After I took the hexbeam down, sanded it, painted it and packed it away, I still had a G450 rotor on my hands, so I thought I would try my hand at satellite operation. Over last weekend, I literally lashed together a satellite station — the rotor platform is held to the roof with taut line hitches.
Our house isn’t ideally situated for satellite operation — particularly to the south where some tall pine trees blot out the sky, but in the other directions, the antenna can see down to about ten or fifteen degrees above the horizon.
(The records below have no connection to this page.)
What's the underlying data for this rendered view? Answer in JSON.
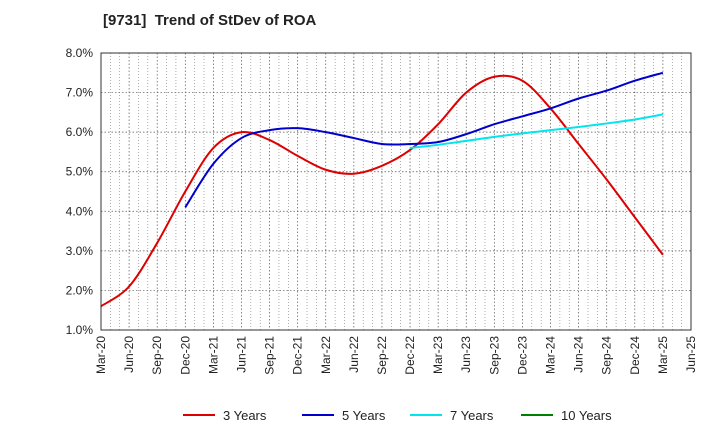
{
  "chart_data": {
    "type": "line",
    "title": "[9731]  Trend of StDev of ROA",
    "xlabel": "",
    "ylabel": "",
    "x_ticks": [
      "Mar-20",
      "Jun-20",
      "Sep-20",
      "Dec-20",
      "Mar-21",
      "Jun-21",
      "Sep-21",
      "Dec-21",
      "Mar-22",
      "Jun-22",
      "Sep-22",
      "Dec-22",
      "Mar-23",
      "Jun-23",
      "Sep-23",
      "Dec-23",
      "Mar-24",
      "Jun-24",
      "Sep-24",
      "Dec-24",
      "Mar-25",
      "Jun-25"
    ],
    "y_ticks": [
      "1.0%",
      "2.0%",
      "3.0%",
      "4.0%",
      "5.0%",
      "6.0%",
      "7.0%",
      "8.0%"
    ],
    "ylim": [
      1.0,
      8.0
    ],
    "grid": true,
    "legend_position": "bottom",
    "series": [
      {
        "name": "3 Years",
        "color": "#dd0000",
        "x": [
          "Mar-20",
          "Jun-20",
          "Sep-20",
          "Dec-20",
          "Mar-21",
          "Jun-21",
          "Sep-21",
          "Dec-21",
          "Mar-22",
          "Jun-22",
          "Sep-22",
          "Dec-22",
          "Mar-23",
          "Jun-23",
          "Sep-23",
          "Dec-23",
          "Mar-24",
          "Jun-24",
          "Sep-24",
          "Dec-24",
          "Mar-25"
        ],
        "values": [
          1.6,
          2.1,
          3.2,
          4.5,
          5.6,
          6.0,
          5.8,
          5.4,
          5.05,
          4.95,
          5.15,
          5.55,
          6.2,
          7.0,
          7.4,
          7.3,
          6.6,
          5.7,
          4.8,
          3.85,
          2.9
        ]
      },
      {
        "name": "5 Years",
        "color": "#0000cc",
        "x": [
          "Dec-20",
          "Mar-21",
          "Jun-21",
          "Sep-21",
          "Dec-21",
          "Mar-22",
          "Jun-22",
          "Sep-22",
          "Dec-22",
          "Mar-23",
          "Jun-23",
          "Sep-23",
          "Dec-23",
          "Mar-24",
          "Jun-24",
          "Sep-24",
          "Dec-24",
          "Mar-25"
        ],
        "values": [
          4.1,
          5.2,
          5.85,
          6.05,
          6.1,
          6.0,
          5.85,
          5.7,
          5.7,
          5.75,
          5.95,
          6.2,
          6.4,
          6.6,
          6.85,
          7.05,
          7.3,
          7.5
        ]
      },
      {
        "name": "7 Years",
        "color": "#00e5ee",
        "x": [
          "Dec-22",
          "Mar-23",
          "Jun-23",
          "Sep-23",
          "Dec-23",
          "Mar-24",
          "Jun-24",
          "Sep-24",
          "Dec-24",
          "Mar-25"
        ],
        "values": [
          5.6,
          5.68,
          5.78,
          5.88,
          5.97,
          6.05,
          6.13,
          6.22,
          6.32,
          6.45
        ]
      },
      {
        "name": "10 Years",
        "color": "#008000",
        "x": [],
        "values": []
      }
    ]
  }
}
I re-used the shelf that held the rotor to the base of the hex beam mast plus a bit of angle iron and some wood to make a base. The metal roof of the house is held down with bolts, so it wasn’t hard to find some anchoring points. The mast is some about two inch PVC and it is topped with an arrow-2 antenna that I had previously used for field work.
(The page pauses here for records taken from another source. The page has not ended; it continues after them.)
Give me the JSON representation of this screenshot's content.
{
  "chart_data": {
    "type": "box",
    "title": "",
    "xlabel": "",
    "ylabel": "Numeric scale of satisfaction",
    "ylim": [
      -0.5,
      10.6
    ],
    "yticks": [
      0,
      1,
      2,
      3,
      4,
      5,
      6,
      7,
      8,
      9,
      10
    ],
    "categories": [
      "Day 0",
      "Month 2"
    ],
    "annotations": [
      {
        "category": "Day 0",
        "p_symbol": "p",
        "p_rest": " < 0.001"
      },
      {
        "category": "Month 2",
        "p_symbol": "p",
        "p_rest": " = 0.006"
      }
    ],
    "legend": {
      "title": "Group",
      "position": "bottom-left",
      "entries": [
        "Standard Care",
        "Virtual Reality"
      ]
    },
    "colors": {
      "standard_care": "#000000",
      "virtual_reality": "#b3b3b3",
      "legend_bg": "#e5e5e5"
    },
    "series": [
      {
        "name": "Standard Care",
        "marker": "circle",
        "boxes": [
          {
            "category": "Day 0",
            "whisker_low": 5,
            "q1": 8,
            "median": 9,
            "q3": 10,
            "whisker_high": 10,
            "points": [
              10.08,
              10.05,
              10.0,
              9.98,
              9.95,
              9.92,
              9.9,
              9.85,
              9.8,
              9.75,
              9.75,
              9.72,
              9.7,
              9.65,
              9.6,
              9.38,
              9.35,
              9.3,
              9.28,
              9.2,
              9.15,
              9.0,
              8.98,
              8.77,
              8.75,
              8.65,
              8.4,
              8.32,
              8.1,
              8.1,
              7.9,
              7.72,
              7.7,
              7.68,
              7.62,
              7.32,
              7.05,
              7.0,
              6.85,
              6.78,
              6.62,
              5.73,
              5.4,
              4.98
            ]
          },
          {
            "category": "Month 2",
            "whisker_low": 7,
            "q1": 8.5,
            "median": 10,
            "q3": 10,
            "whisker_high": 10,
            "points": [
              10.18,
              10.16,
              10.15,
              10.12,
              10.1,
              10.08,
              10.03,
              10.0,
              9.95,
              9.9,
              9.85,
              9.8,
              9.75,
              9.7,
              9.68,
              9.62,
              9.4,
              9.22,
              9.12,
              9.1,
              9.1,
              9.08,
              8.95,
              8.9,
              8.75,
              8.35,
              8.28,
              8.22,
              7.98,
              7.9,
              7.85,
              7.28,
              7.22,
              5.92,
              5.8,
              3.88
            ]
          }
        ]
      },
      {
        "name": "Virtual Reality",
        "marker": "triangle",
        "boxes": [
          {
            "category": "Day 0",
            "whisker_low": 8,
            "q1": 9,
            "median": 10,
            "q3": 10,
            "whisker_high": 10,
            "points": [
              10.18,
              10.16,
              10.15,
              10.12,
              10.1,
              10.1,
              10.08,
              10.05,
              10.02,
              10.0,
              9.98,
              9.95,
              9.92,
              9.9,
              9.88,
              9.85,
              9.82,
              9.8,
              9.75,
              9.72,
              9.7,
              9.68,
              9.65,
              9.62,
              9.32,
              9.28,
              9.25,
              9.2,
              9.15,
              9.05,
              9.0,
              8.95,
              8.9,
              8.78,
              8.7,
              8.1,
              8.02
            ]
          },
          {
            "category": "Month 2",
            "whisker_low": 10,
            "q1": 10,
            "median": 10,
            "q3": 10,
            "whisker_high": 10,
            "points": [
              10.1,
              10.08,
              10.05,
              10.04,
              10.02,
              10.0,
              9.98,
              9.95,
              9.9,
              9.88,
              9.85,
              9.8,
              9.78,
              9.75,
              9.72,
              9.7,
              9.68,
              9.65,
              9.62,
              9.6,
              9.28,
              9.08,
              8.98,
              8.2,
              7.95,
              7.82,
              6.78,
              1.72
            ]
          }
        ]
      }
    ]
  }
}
Looking at the arrow-2 documentation, one important item to note is that while the antenna can handle a maximum of 10W through its duplexer, if you feed each side of the antenna (2m and 70cm) directly without the duplexer in line, it will handle 150W. The best I can manage is 100W on 2m and while I certainly have no intention of radiating that much power, it does give a little more latitude than a handheld’s 5W.
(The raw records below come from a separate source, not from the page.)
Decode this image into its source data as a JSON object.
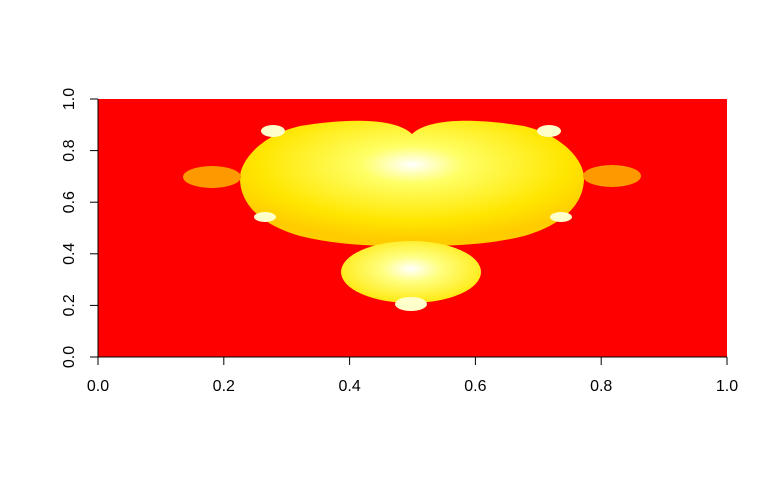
{
  "chart_data": {
    "type": "heatmap",
    "title": "",
    "xlabel": "",
    "ylabel": "",
    "xlim": [
      0,
      1
    ],
    "ylim": [
      0,
      1
    ],
    "x_ticks": [
      "0.0",
      "0.2",
      "0.4",
      "0.6",
      "0.8",
      "1.0"
    ],
    "y_ticks": [
      "0.0",
      "0.2",
      "0.4",
      "0.6",
      "0.8",
      "1.0"
    ],
    "grid": false,
    "legend": "none",
    "colors": {
      "background_fill": "#ff0000",
      "inner_fill": "#ffff00",
      "highlight_fill": "#ffffff",
      "bulb_fill": "#ff9900",
      "axis": "#000000"
    }
  }
}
There is obviously no elevation rotor, so I had to make my best guess and tilted it at about 30 degrees, which should give me a shot at satellites that hang in the sky long enough for me to twist all the knobs as needed.
The K3 has been packed up for possible use in ARRL field day, which leaves the Kenwood B2000 in charge. It has ports dedicated to 70cm and 2m, and it is also serving as my HF station. The PC is a 14-year old Panasonic Toughbook, which is an old friend of the B2000, from the days when they were the core of my mobile station. On the software side, I am running SatPC32, a relic, but it works.
I’ve had a couple hours behind the controls so far, and I have it mostly working. I’ve heard a bunch of satellites go by tuning in on either their CW beacons or in the case of Foxes 1B and 1D, on their voice beacons. I have managed to send CW up and back to a few of the Chinese XW-series satellites and on one pass, I heard SSB on one of them, but didn’t tune it quickly enough.
Earlier in the day, I had heard ZS2ZA calling CQ on one of the Fox-series FM-birds and had tried to reply. I realized after the pass that although my Elecraft boom mike fits the Kenwood connector, I was not putting any audio into the rig through the mike port. I’ve reverted to a stock PTT mike, so hopefully I will work some folks in South Africa on some subsequent shared pass.